There were also some objections. According to a report on the 16th of Hong Kong’s Toutiao Daily Online, legislator Lin Zhexuan and 130 people from the medical sector issued a press release saying, “We are not calling for a ban on alcohol, we just don’t see the need to encourage the public to increase their consumption of spirits,” he said. Pro Bono Secretary of the Hong Kong Alcohol Control Association and former assistant director of health, Cheng Zhuoduan, expressed his opposition on Radio Television Hong Kong on May 14, saying he was encouraging the public to drink. Lowering the liquor tax, Cheng said, “Will definitely increase the number of people who will drink, drink too much wine,” has a negative impact on public health.
Legislator Li Haoran retorted that the two were not necessarily related. Instead, he said, the tax cut could be used as an opportunity to educate the public about fine alcohol and moderate drinking. Li Haoran mentioned that past experience shows that after the abolition of the wine tax more than 10 years ago, the local sales volume did not increase sharply, and the main growth was in trade, therefore, the reduction of duty on spirits has a positive impact on Hong Kong’s trade, logistics, tasting and sales.
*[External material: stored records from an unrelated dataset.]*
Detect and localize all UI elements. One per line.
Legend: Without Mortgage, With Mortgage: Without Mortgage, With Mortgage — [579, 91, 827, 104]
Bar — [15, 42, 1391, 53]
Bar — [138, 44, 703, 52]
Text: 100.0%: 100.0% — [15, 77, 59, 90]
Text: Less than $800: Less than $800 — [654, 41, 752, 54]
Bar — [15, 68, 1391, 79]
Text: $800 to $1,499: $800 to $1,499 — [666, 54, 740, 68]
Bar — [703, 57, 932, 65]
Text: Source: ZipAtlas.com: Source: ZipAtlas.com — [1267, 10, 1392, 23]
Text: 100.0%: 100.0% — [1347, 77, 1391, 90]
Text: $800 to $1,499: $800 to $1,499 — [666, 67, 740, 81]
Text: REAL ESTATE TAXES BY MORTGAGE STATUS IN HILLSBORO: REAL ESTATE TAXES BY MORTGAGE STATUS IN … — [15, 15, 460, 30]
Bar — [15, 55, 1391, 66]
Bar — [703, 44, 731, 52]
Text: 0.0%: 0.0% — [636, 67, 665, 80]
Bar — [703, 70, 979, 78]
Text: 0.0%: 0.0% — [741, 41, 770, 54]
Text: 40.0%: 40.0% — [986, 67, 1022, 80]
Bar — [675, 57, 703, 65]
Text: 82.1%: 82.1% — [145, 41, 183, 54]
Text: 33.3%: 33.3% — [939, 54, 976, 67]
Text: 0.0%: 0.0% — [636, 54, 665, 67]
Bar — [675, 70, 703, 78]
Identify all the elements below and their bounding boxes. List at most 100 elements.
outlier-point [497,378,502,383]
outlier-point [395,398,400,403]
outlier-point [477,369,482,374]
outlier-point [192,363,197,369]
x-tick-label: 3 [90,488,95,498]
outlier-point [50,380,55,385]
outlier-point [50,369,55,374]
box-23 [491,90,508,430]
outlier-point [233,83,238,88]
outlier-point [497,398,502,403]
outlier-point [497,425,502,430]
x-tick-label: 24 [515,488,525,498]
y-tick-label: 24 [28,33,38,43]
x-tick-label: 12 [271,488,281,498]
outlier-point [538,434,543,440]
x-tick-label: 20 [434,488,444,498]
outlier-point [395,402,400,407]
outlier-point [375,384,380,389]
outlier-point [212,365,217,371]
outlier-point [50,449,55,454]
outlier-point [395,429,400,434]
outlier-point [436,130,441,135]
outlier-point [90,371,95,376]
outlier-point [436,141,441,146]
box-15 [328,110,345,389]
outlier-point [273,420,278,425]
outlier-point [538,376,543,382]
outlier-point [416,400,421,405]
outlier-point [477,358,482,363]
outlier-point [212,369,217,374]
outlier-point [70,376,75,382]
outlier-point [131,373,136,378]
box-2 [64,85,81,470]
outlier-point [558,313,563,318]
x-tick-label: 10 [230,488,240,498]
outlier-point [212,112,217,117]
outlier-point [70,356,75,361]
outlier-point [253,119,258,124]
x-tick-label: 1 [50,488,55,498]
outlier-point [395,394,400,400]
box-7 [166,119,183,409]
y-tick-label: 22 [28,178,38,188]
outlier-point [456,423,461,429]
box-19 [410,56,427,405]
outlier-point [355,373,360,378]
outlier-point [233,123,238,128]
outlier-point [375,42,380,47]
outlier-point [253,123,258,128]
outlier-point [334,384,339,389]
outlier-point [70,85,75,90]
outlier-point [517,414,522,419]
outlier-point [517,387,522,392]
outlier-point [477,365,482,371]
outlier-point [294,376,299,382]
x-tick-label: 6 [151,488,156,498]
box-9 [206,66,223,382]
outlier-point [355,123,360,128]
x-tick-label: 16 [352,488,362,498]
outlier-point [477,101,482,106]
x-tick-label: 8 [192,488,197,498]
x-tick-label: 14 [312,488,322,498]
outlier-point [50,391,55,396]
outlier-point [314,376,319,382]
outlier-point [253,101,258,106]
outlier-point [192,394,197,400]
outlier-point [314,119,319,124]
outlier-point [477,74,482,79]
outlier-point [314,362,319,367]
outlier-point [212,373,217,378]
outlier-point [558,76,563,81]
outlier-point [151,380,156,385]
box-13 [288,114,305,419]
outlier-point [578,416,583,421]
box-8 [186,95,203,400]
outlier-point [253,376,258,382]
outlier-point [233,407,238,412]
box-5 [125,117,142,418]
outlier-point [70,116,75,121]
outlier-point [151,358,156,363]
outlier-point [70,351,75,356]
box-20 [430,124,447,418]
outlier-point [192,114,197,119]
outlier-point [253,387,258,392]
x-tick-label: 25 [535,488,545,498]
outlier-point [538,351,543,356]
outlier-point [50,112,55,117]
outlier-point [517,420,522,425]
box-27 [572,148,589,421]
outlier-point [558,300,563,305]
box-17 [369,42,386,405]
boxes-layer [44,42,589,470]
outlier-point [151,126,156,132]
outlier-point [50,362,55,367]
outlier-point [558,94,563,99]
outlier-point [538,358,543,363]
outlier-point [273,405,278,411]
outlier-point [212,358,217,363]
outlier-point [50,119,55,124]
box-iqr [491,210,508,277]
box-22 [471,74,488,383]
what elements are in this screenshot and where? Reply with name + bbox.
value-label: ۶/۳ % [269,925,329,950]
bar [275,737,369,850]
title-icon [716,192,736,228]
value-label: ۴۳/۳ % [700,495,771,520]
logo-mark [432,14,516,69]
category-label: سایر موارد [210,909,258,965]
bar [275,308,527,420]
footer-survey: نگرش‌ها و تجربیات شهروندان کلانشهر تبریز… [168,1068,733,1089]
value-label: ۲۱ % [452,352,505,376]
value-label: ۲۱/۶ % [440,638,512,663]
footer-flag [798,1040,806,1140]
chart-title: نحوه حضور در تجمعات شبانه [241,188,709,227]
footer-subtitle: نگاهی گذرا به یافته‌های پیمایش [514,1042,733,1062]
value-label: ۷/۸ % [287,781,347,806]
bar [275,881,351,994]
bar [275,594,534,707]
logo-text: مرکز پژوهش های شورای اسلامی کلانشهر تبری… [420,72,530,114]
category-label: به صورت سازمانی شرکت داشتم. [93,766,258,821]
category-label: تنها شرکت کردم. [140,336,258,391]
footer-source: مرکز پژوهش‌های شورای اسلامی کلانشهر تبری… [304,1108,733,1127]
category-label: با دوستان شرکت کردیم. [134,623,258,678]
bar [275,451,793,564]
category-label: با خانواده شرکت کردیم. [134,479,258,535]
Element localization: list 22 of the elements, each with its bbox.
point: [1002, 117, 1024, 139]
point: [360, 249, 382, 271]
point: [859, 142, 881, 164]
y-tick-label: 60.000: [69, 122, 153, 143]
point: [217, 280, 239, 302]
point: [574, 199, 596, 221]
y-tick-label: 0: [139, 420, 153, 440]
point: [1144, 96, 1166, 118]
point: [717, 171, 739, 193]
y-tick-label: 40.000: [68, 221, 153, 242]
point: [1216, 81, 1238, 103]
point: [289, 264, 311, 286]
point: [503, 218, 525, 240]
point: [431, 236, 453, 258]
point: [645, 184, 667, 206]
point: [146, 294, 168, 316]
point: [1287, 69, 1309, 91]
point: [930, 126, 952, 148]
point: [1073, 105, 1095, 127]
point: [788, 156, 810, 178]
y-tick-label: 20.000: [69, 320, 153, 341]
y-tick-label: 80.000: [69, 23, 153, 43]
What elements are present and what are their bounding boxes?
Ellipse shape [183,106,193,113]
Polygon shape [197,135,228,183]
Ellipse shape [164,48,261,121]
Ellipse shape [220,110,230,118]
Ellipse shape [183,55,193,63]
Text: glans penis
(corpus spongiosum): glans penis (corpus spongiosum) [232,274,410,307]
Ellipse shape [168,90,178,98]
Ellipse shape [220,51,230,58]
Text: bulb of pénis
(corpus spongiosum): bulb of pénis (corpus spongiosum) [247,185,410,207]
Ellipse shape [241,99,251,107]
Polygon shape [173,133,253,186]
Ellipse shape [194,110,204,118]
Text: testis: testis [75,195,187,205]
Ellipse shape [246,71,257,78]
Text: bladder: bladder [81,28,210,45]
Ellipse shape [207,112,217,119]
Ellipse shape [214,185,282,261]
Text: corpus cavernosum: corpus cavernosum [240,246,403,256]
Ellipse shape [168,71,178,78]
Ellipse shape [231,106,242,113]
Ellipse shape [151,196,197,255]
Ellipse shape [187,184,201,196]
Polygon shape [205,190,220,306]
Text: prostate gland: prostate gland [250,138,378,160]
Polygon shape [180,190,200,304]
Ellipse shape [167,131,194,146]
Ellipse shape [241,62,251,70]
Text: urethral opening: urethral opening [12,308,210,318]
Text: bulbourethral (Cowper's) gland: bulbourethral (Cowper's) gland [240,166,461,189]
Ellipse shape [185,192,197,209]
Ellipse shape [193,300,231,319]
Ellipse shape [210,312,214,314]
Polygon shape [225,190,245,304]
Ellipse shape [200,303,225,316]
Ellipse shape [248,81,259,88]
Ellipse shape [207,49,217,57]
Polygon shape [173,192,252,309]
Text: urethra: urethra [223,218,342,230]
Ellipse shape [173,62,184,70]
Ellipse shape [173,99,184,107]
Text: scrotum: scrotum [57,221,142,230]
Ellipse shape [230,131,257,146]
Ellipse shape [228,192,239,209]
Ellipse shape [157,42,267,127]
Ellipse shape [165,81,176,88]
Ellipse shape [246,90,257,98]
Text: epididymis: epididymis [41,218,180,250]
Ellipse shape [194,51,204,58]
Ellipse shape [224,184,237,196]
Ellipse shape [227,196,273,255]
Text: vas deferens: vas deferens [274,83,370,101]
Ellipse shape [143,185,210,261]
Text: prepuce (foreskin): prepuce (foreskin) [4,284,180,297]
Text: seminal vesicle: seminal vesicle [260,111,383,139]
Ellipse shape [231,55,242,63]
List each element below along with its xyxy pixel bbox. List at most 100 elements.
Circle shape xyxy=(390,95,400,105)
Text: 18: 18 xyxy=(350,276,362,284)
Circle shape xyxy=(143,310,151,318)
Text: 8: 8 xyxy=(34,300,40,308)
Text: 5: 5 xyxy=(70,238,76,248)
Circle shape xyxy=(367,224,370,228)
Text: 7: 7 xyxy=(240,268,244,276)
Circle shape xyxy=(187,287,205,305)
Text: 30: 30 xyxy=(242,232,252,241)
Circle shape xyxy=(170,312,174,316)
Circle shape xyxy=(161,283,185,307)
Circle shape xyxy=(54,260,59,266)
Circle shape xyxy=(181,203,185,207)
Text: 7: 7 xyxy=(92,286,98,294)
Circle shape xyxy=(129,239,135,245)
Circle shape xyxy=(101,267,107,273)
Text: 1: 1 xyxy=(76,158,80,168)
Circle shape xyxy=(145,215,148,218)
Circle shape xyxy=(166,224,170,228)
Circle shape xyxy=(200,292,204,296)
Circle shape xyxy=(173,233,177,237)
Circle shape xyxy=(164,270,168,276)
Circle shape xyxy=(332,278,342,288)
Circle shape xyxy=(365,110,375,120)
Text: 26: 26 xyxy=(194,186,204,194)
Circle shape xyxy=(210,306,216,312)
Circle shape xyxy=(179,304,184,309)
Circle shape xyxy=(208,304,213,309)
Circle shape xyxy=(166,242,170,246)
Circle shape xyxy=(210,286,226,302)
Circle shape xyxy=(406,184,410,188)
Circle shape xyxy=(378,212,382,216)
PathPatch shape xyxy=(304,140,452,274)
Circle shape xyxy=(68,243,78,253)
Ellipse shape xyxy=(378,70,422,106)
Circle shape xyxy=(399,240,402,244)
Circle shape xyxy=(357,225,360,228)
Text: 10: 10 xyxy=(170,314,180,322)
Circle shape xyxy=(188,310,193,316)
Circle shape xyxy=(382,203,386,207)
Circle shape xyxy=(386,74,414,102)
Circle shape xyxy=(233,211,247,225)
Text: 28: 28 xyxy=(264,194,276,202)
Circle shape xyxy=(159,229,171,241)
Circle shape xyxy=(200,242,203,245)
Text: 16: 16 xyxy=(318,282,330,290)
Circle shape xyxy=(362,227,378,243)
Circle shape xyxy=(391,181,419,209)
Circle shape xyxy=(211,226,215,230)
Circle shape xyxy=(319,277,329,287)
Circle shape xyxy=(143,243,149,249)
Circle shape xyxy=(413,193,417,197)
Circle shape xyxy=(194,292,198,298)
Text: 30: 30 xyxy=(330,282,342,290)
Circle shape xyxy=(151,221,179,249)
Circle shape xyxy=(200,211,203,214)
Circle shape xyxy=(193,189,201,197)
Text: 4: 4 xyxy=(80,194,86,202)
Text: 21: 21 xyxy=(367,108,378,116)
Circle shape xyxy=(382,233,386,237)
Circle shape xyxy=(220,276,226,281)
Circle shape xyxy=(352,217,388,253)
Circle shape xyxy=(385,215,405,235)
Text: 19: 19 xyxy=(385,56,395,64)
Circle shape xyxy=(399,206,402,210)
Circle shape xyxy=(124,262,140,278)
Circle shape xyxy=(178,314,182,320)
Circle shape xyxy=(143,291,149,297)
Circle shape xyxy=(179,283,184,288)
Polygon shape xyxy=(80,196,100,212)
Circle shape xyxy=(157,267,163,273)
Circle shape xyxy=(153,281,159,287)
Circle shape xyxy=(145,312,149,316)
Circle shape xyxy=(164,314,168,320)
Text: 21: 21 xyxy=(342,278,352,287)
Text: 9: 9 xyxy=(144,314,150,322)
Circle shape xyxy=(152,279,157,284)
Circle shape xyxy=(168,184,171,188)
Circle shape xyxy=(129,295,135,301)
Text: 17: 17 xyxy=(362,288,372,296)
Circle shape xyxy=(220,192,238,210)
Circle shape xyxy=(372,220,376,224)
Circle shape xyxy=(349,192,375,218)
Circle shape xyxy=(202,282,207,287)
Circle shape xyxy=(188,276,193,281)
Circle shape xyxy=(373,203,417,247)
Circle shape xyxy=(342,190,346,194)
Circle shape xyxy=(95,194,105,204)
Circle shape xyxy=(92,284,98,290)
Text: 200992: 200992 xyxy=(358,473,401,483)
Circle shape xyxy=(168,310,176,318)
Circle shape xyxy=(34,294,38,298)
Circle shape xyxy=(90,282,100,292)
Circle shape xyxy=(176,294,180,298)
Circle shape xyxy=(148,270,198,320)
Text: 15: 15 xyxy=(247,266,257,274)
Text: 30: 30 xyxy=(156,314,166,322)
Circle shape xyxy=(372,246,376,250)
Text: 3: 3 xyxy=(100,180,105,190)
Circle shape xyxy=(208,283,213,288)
On the 16th, John Lee reiterated that alcohol was not encouraged and that the tax reduction was not intended to encourage the public to drink. He also stressed that the administration had struck a balance with the relevant arrangements and that at present, all alcoholic drinks were still subject to tax, 350 companies and 1,000 jobs added in the year after wine tax exemption. Lam also admitted that although he did not support the tax cut, more than 80 per cent of the imported spirits were priced at less than HK $200, so the impact was limited and far lower than expected.
Hong Kong media said that in Hong Kong bar popular all kinds of cocktails, many of the base liquor are spirits. At the same time, the mainland sauce-flavor liquor market is emerging in Hong Kong. Wen Derong, vice-president of the Hong Kong General Wine Chamber of Commerce, previously said that mainland Baijiu is still in its infancy in Hong Kong, with less sales and much room for development. There was once a Guizhou business delegation coming to Hong Kong, which was a good opportunity for Hong Kong to attract business, but during the exchange of wine merchants that Hong Kong liquor tax is too high, immediately backed out.
On the 17th, the Hong Kong Sing Tao Daily said in a commentary that the HKSAR government had not abolished all taxes, but only reduced some of the tax rates above HK $200, at present, about 85% of Hong Kong’s liquor imports are priced at or below HK $200, and those who can afford to consume more than HK $200 may not care much about the tax adjustment. “Overall demand for high-priced spirits will increase to a certain extent, but it will not get out of hand like a runaway horse,” he said, adding that the“Red wine experience” shows that eliminating taxes on alcohol does not necessarily lead to an increase in per capita drinking. The article said that the SAR government’s adjustment of alcohol tax this time is an attempt to boost the economy and promote long-term economic development, with spillover effects, while taking public health into account, drive the development of catering industry, tourism, import and export industry, hotel industry, small and medium-sized enterprises, also can create bartenders, waiters, salesmen and other new positions.